In announcing their opposition to the final bill, MBLLC members also pointed to:

  • Data from the Massachusetts Sentencing Commission suggesting that this bill will cost over $100 million over the next 10 to 15 years—funding that will be siphoned off from priorities such as education, job training, and transportation improvements.
  • The half-dozen states around the country, including Kansas and South Carolina, that have moved away from mandatory minimum sentencing laws, and have seen their crime rates drop.
  • The disproportionate representation of communities of color in our jail and prison systems. As of 2009, Black and Latino people comprised approximately 12 percent of Massachusetts’ population yet accounted for 56 percent of its prison population.

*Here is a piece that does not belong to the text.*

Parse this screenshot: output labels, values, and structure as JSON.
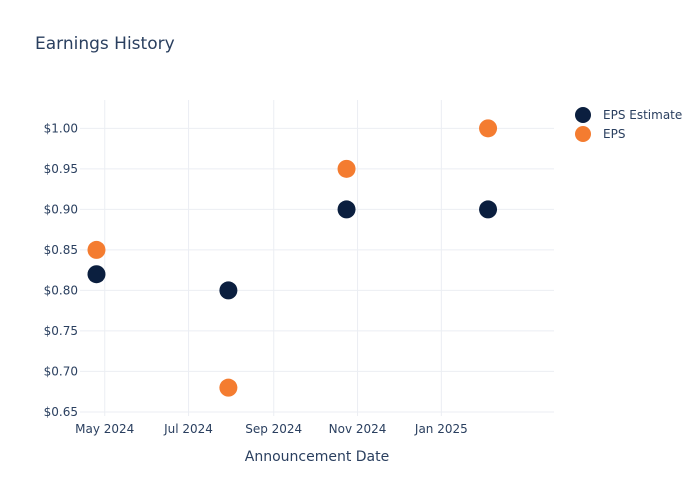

They argued that unnecessary and ineffective jail sentences devastate communities, preclude valuable job training and educational opportunities, fracture families, and perpetuate a cycle of violence and crime that has had serious consequences on communities of color.

Over the past eight months, MBLLC members have facilitated and attended many community forums, State House briefings, and constituent meetings to solicit input on the two sentencing bills passed by the House and the Senate last fall. This input informed the position that the MBLLC took during the course of Conference Committee negotiations and in their communications with House and Senate leadership.

Although they could not endorse the bill on balance, the MBLLC did note and express appreciation for the fact that the Conference Committee included several provisions for which the MBLLC had advocated. These provisions included:

  • Significant reduction of the so-called “school zone” area for drug sentences, and a suspension of the school zone policy between midnight and 5am
  • Inclusion of the “Good Samaritan” provision
  • Increased access to earned-good-time and work release programming for inmates serving time on non-violent offenses.